Amazing job on the news!! :highfive:


I love your headings.....


----------



## tonyshuman (Feb 27, 2009)

I really like the color coordination with the pink!!


----------



## Bo B Bunny (Feb 27, 2009)

You are all so good at this thread! 
Thanks for helping out, Erika! I love it! My favorite color is pink!


----------



## momof2buns (Feb 27, 2009)

Awe! Thanks for the mention, you did a GREAT job, I too love the color scheme. Perfect for spring!


----------



## Bo B Bunny (Feb 27, 2009)

Abby is killing me. That little pink nose is just calling me saying "You need an Abby bunny!"


----------



## Elf Mommy (Feb 27, 2009)

Sorry I didn't get it posted on the side earlier! Friday is a busy busy day at work and I don't get to pop in.  Great job!!!


----------



## paul2641 (Feb 27, 2009)

OMG I think this is the first time I have ever been mentioned on RO news!!


----------



## slavetoabunny (Feb 27, 2009)

We're "Happi" to have you on as a reporter.

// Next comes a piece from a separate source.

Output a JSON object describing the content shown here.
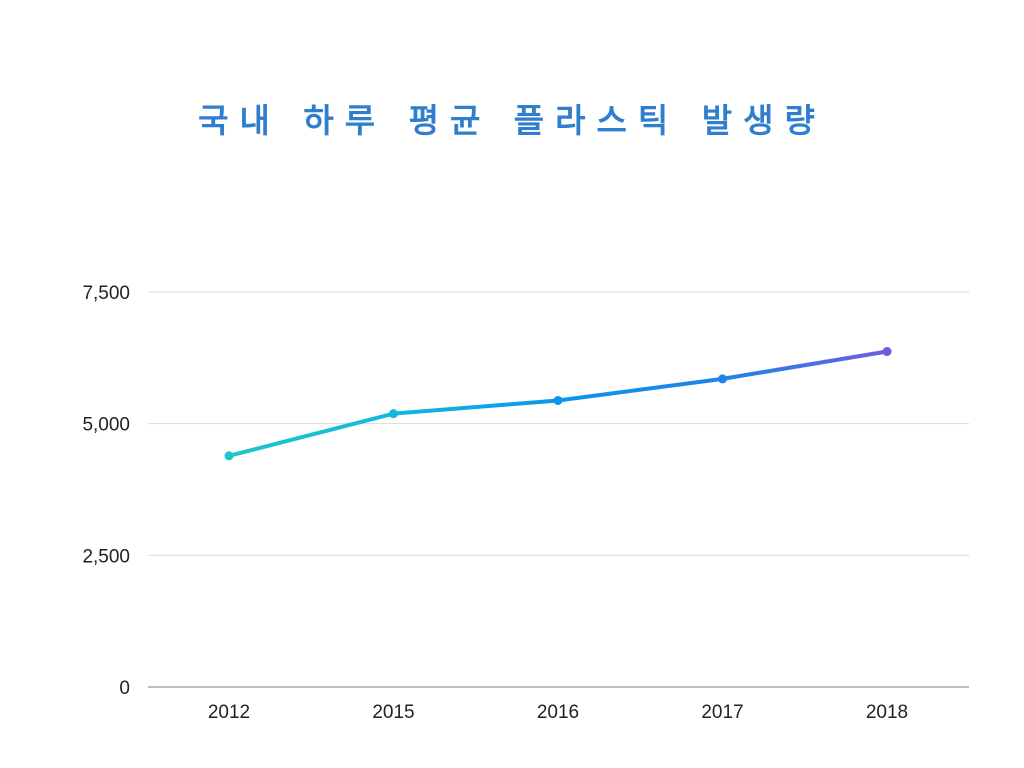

Great job!!


----------



## MyLOVEABLES!! (Feb 27, 2009)

woooooh awesome you're so lucky!
and i looove the headings


----------



## FallingStar (Feb 27, 2009)

Great job! 
I think you did an awesome job!

-
Karlee


----------



## Bo B Bunny (Feb 28, 2009)

*slavetoabunny wrote: *


> We're "Happi" to have you on as a reporter. Great job!!

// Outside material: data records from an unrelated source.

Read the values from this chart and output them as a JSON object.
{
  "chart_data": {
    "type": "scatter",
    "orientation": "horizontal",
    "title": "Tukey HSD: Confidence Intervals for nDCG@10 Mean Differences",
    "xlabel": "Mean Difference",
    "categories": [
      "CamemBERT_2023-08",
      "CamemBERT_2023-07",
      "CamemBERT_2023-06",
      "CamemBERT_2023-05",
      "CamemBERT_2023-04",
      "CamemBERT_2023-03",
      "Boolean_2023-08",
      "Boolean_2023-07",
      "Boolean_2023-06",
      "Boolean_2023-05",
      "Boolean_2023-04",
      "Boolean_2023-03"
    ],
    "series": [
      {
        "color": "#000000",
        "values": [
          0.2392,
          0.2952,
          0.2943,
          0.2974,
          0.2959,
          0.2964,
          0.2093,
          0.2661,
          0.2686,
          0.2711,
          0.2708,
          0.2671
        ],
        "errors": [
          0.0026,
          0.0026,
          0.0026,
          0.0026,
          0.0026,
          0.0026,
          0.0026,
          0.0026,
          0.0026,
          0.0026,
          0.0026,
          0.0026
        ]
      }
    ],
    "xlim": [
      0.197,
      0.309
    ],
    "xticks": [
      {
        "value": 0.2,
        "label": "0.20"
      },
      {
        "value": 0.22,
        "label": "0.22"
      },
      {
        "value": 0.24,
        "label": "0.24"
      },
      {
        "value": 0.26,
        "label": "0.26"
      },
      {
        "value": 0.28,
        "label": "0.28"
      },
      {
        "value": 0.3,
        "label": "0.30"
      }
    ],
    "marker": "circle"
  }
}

*tap, tap, crash* ...... that's the snare drum/cymbal


----------



## Happi Bun (Mar 1, 2009)

Thank you everyone! 
I was so nervous and spent quite a while double checking everything. Then I woke my butt up at 6 AM on the 27th (I'm not a morning person) to add extra stuff and make sure it was posted on time. So it's a big relief you all like it!

My favorite color is pink too and I especially love spring colors.


----------